If the eradication campaign were to be modestly successful
if it were to reduce production enough to raise the street price
a hair or two the profit margins would be even larger and even
more people would be lured into the trade. Even a nodding acquaintance
with Econ
101 should suggest to a person of reasonable intelligence that
prohibition of a substance a significant number of people want enough
to hit people over the head to acquire money is bound to fail.
MORE HONEST BUT MORE
DOOMED
In implicit acknowledgment
of the fact that even a more concerted and expensive war on coca
cultivation is likely to have little or no impact on the supply
of cocaine in the United States a program in Peru in the 1980s
and early 1990s reduced cultivation in Peru
and transferred most of it to Colombia and coca will grow in any
number of countries, including several African regions some are
starting to push for a straightforward anti-guerrilla intervention
into Colombia's civil war. The Rand
Corporation recently released
a report saying that Plan Colombia won't stop drugs but it's
worthwhile (in a much more expanded and more overtly military form,
of course) to bolster Colombian "democracy" and kick some guerrilla
butt.
Asa Hutchinson's unstated acknowledgment of Plan Colombia's
futility as a means of reducing US supplies echoes this sentiment.

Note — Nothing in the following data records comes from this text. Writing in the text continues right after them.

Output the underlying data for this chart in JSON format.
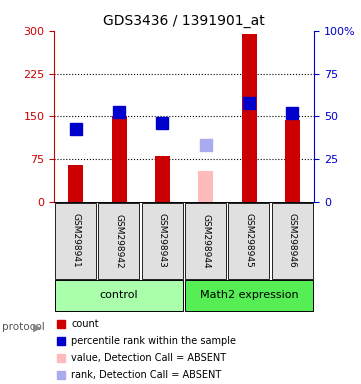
{
  "title": "GDS3436 / 1391901_at",
  "samples": [
    "GSM298941",
    "GSM298942",
    "GSM298943",
    "GSM298944",
    "GSM298945",
    "GSM298946"
  ],
  "group_labels": [
    "control",
    "Math2 expression"
  ],
  "group_colors": [
    "#aaffaa",
    "#55ee55"
  ],
  "bar_values": [
    65,
    150,
    80,
    null,
    295,
    143
  ],
  "bar_absent_values": [
    null,
    null,
    null,
    55,
    null,
    null
  ],
  "bar_color": "#cc0000",
  "bar_absent_color": "#ffbbbb",
  "percentile_values": [
    128,
    158,
    138,
    null,
    173,
    156
  ],
  "percentile_absent_values": [
    null,
    null,
    null,
    100,
    null,
    null
  ],
  "percentile_color": "#0000cc",
  "percentile_absent_color": "#aaaaee",
  "left_ylim": [
    0,
    300
  ],
  "right_ylim": [
    0,
    100
  ],
  "left_yticks": [
    0,
    75,
    150,
    225,
    300
  ],
  "right_yticks": [
    0,
    25,
    50,
    75,
    100
  ],
  "right_yticklabels": [
    "0",
    "25",
    "50",
    "75",
    "100%"
  ],
  "dotted_lines": [
    75,
    150,
    225
  ],
  "left_tick_color": "#cc0000",
  "right_tick_color": "#0000cc",
  "legend_items": [
    {
      "label": "count",
      "color": "#cc0000"
    },
    {
      "label": "percentile rank within the sample",
      "color": "#0000cc"
    },
    {
      "label": "value, Detection Call = ABSENT",
      "color": "#ffbbbb"
    },
    {
      "label": "rank, Detection Call = ABSENT",
      "color": "#aaaaee"
    }
  ],
  "protocol_label": "protocol",
  "bar_width": 0.35,
  "marker_size": 8
}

One could argue that a straightforward program of aid to the present
Colombia government would at least be more honest than using the
War on Drugs as a cloak for military aid against Colombian guerrillas.
But such a program would also be much more expensive, involve
more US military personnel, and almost certainly lead to more US
casualties beyond the innocent missionaries killed recently for
the crime of flying an airplane in the same skies as some confused
Peruvian military personnel and overeager CIA operatives. And it
is unlikely to lead to success if a decent definition of success
even exists. It might even lead to more resentment and hostility
toward the United States, as if such hostility were not already
evident enough in South America.
Asa Hutchinson seemed to be the sharpest of the House "managers"
during the failed impeachment trial of former President Clinton
in the Senate. He appears to be reasonably intelligent probably
intelligent enough to know he is promoting and defending deeply
flawed policies. It is too bad that he serves an administration
that is mindlessly following in the footsteps of an administration
whose chief executive he tried so hard and, I believe justifiably
if not popularly to drive from office for high crimes and misdemeanors.